Based on the results, it can be concluded that the implemented graph neural network yields sufficiently accurate predictions in the short term, i.e. for up to 8 time steps (seconds). For longer time horizon, the model predictions gradually shift towards the average occupancy rate that is reflected on the data, and therefore, the predictions miss the specific spatial and temporal intricacies of the human movement. It was additionally shown that by adding learnable edge weights the graph-based model can learn better some of the underlying spatial dynamics in the data. The optimised weights improve the model performance but at the cost of generalizability. However, this is to be expected and can be mitigated in the future by training different models for different workspaces and work sequences. The inclusion of contextual information appeared to improve the performance of the model, but more investigation is needed regarding how best to include contextual information.

Overall, this paper contributes to safer and more efficient robot–human coexistence.
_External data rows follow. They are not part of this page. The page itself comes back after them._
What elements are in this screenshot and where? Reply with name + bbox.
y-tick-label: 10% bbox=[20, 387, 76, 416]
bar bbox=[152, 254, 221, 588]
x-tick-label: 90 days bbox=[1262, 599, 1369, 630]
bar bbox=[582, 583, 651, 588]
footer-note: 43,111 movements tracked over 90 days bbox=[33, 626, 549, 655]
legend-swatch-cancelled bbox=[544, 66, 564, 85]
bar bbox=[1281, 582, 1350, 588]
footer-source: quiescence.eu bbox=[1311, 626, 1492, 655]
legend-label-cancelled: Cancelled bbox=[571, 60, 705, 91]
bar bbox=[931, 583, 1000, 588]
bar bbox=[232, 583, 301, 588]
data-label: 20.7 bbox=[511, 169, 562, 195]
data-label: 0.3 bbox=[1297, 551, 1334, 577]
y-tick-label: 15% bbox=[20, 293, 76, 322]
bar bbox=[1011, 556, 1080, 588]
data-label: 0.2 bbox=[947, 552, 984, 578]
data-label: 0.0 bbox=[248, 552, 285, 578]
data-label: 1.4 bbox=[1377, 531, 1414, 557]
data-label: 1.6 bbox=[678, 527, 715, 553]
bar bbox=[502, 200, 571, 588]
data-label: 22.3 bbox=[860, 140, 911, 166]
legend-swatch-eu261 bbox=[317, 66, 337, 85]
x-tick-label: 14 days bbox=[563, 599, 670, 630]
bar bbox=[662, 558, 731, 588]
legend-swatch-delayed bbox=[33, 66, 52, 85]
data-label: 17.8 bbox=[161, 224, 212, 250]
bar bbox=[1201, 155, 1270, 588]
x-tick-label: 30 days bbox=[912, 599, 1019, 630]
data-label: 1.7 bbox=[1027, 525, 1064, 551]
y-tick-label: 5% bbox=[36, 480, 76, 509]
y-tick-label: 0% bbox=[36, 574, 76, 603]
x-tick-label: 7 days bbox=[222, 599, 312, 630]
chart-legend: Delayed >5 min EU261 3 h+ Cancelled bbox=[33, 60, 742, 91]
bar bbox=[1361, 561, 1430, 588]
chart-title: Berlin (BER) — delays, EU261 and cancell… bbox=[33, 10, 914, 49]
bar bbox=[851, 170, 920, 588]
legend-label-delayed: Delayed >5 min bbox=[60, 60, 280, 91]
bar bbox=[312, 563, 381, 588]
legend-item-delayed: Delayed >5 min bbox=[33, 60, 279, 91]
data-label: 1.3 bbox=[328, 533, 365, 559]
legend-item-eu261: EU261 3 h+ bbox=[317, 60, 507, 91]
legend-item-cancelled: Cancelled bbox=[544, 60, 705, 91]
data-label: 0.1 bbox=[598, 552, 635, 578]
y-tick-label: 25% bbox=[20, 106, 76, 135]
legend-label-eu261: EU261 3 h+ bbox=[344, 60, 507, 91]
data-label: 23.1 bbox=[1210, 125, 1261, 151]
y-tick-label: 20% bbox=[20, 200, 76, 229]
It is shown that graph-based neural networks are applicable to human movement predictions in shared workspaces, specifically in the short term. Furthermore, graph-based approaches can be used to make context-aware predictions. These predictions can serve as input for the AMR planning in a shared workspace. By being able to anticipate the likely future human occupancy, improved planning can reduce the risk that robots encounter workers, forcing the robot to stop. Although graph models are promising, future research could explore additional ways to improve predictive performance, such as how the context information in a workspace can better be incorporated by the model or, how to combine the graph-based model with a planning- and/or physics-based approach.